Taxi numbers in Mayo have declined by over 18% since before the pandemic, according to new figures from the National Transport Authority (NTA), highlighting stark regional disparities in access to essential transport.

The figures were revealed in response to a recent parliamentary question by Independent TD Carol Nolan.

The West has been heavily impacted by taxi shortages in recent years, with Taxi numbers down 19 percent in Roscommon, 10 percent in Sligo and 5 percent in Galway over the same period.

Taxi numbers have dropped in most parts of the country, with Taxi licence numbers falling in 23 of 26 counties in the past five years.

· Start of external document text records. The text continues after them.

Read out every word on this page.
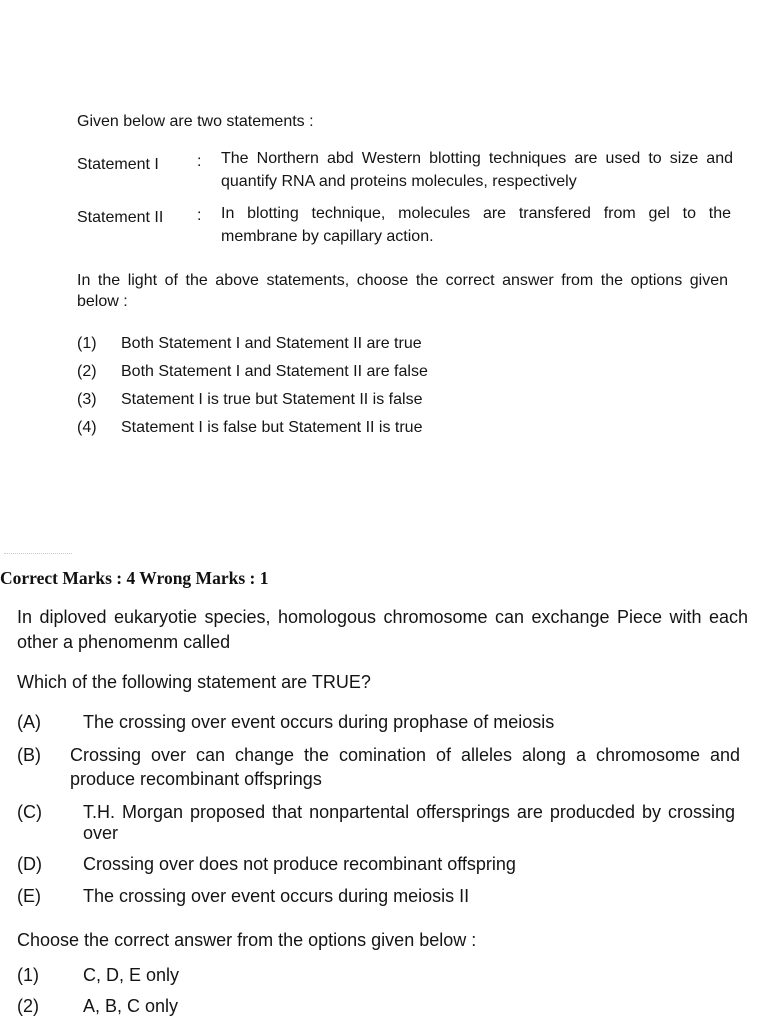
Given below are two statements :
Statement I : The Northern abd Western blotting techniques are used to size and
quantify RNA and proteins molecules, respectively
Statement II : In blotting technique, molecules are transfered from gel to the
membrane by capillary action.
In the light of the above statements, choose the correct answer from the options given
below :
(1) Both Statement I and Statement II are true
(2) Both Statement I and Statement II are false
(3) Statement I is true but Statement II is false
(4) Statement I is false but Statement II is true
Correct Marks : 4 Wrong Marks : 1
In diploved eukaryotie species, homologous chromosome can exchange Piece with each
other a phenomenm called
Which of the following statement are TRUE?
(A) The crossing over event occurs during prophase of meiosis
(B) Crossing over can change the comination of alleles along a chromosome and
produce recombinant offsprings
(C) T.H. Morgan proposed that nonpartental offersprings are producded by crossing
over
(D) Crossing over does not produce recombinant offspring
(E) The crossing over event occurs during meiosis II
Choose the correct answer from the options given below :
(1) C, D, E only
(2) A, B, C only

Monaghan saw the most significant drop, with 26 per cent fewer taxis in the county since 2019.

The Taxis for Ireland Coalition, wants action from the National Transport Authority to increase licence numbers by 30 per cent in the next three years.

Adrian Cummins, CEO of the Restaurants Association of Ireland says the significant decrease in taxi availability is a crippling blow to rural Ireland’s hospitality sector. “These businesses often rely on taxis to get customers home safely, especially after dark. With little to no public transport links in rural areas and without a vital taxi service, many people simply won't go out, further squeezing already strained rural businesses. The Government needs to take immediate action to address this issue before it cripples the entire industry entirely.”

The decline in taxi numbers is attributed to a number of factors, including the fallout from the Covid-19 pandemic, an onerous entry system, and costly barriers for new drivers – such as outlays of up to €59,000 for a vehicle alone.